Вошел Лукас и застал меня в нижнем белье, пинающую свою одежду, расшвырянную по комнате. Брюки, юбки и свитера валялись на полу, словно выброшенная на берег морская живность.
— Что происходит? — спросил он.
— Мне нужно собираться, — ответила я. — Мне сегодня выступать в суде, а у меня даже штанов нет. Пиджак весь мятый.
Мне снова семь лет, я снова маленькая и беззащитная. Вспоминались школьные утра и безутешное: «Нечего надеть».
— Скажи Алале, что лучше придешь завтра, — ответил он.
Я посмотрела на него как на умалишенного.
— Не могу. Все уже запланировано. Ты не знаешь, как это работает. Это не в моей власти. Почему просто не поможешь собраться? Мне надо выучить показания, у меня мало времени.
Я все больше раздражалась, пока не услышала его голос, громкий и уверенный:
— Никто не может заставить тебя делать то, что ты не хочешь. Без тебя у них ничего не выйдет. И если нужно подождать, они подождут. Это тебе решать. Скажи им, что сможешь прийти только завтра.

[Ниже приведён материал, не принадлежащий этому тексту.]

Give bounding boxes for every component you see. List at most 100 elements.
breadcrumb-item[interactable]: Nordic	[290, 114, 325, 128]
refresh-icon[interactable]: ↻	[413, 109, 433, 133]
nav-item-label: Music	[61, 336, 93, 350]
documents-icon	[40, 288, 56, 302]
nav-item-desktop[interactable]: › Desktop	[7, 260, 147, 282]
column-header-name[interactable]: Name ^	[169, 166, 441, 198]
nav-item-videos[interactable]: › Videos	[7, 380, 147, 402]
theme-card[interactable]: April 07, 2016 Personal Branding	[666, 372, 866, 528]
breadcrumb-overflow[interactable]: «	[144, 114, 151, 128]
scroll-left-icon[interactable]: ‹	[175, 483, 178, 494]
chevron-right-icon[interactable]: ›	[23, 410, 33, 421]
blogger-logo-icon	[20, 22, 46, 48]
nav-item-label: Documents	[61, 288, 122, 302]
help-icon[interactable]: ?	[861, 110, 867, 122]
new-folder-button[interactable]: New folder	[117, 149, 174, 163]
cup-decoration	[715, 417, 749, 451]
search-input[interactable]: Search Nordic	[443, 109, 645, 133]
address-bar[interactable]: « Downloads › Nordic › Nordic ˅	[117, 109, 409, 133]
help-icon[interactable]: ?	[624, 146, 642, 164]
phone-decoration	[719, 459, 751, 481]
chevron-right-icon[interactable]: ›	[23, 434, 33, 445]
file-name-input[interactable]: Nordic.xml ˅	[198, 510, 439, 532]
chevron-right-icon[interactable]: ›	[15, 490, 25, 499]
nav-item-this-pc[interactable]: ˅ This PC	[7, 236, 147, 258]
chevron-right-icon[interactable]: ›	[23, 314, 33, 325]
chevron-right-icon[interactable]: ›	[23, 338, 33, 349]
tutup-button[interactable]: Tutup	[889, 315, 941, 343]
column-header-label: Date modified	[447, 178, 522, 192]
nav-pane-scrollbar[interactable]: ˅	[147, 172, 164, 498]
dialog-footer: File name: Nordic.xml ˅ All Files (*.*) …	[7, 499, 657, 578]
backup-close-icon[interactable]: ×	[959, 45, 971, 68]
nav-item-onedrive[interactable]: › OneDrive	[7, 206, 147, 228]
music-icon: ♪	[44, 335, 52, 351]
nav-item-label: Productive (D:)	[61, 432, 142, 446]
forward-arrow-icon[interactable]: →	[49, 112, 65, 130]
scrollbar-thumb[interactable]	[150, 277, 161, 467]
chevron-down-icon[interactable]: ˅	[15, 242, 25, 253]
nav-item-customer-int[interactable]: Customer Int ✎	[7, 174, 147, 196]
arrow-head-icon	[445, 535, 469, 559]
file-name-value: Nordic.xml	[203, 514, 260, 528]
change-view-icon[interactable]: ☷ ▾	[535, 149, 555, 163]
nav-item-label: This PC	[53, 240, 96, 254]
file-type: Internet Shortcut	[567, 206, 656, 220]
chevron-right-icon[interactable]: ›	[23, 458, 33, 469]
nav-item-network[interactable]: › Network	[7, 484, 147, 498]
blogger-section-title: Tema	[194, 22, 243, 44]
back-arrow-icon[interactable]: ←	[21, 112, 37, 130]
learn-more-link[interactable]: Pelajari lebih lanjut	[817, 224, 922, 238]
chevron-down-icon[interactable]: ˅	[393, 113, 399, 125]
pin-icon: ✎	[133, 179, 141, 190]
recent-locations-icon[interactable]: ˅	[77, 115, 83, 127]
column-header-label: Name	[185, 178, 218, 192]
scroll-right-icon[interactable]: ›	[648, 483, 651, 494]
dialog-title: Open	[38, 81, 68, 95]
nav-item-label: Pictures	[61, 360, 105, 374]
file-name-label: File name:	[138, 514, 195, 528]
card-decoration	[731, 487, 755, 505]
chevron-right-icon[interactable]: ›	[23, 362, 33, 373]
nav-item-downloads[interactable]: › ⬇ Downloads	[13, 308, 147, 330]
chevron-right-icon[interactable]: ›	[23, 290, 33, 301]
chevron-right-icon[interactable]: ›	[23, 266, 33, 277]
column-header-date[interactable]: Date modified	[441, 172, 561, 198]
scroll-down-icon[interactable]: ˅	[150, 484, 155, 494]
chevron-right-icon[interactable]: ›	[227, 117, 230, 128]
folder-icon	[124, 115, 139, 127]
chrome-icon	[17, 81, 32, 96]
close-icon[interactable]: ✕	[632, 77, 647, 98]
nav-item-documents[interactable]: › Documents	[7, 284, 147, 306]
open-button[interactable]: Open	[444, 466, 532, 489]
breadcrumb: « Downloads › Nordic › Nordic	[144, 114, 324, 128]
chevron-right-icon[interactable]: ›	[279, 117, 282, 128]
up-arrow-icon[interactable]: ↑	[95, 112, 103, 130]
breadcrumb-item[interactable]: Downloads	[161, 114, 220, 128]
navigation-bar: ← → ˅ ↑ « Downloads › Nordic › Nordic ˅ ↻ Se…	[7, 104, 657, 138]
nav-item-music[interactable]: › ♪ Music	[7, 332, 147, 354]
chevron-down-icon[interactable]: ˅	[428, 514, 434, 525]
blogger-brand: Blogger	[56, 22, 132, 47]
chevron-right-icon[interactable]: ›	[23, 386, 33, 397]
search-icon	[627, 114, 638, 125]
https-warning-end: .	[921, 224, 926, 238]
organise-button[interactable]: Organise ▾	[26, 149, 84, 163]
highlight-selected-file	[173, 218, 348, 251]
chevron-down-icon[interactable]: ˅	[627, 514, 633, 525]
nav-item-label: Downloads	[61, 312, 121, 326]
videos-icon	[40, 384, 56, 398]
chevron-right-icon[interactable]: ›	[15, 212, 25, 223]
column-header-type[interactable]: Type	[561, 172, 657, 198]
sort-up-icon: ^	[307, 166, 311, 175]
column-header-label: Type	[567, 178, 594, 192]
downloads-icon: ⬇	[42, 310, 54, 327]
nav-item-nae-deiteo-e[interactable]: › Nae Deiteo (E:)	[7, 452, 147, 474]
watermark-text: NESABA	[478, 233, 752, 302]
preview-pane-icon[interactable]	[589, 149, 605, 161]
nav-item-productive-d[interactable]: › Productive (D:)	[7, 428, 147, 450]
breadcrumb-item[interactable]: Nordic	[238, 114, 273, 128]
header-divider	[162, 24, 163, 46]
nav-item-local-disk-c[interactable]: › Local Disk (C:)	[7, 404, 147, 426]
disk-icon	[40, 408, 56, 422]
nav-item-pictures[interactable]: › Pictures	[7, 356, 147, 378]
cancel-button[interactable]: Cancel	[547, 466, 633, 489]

Я сидела босая, с растрепанными волосами. Мне даже в голову не приходило отстаивать свое мнение, делать что-то вопреки, слепо не подчиняться. Я принимала как закон любые изменения в расписании, любой вопрос, каким бы внезапным он ни был, как бы он меня ни расстраивал. Я забыла о существовании возможных пределов. И я стала составлять письмо:
Здравствуй, Алале… Привет, Алале… Возможно ли… Можно ли мне… Мне было бы удобнее, если… Привет, надеюсь, все хорошо. Я хотела бы, чтобы мама и бабушка… Прошу прощения… Я не смогу прийти сегодня… Доброе утро… Если можно, я хотела бы выступить завтра, как было запланировано.
Она ответила, что все нормально. Если дело пойдет слишком быстро, она попытается потянуть время. Оказывается, все просто, нужно было только попросить.
— Так лучше? — спросил Лукас.
— Лучше.
У нас был еще час до его выступления в суде, и мы поехали перекусить в Driftwood Deli. Я сидела на солнышке в старых джинсах, мятом пиджаке и паршивых туфлях, испытывая огромное облегчение и наслаждаясь этим. Мне удалось вернуть себе свой день. Я подвезла Лукаса до здания суда, подождала, пока он войдет в центральную дверь, и только потом уехала. Он обещал прислать сообщение, когда закончит. А я отправилась в Gap.
— Могу вам чем-то помочь? — спросила продавщица.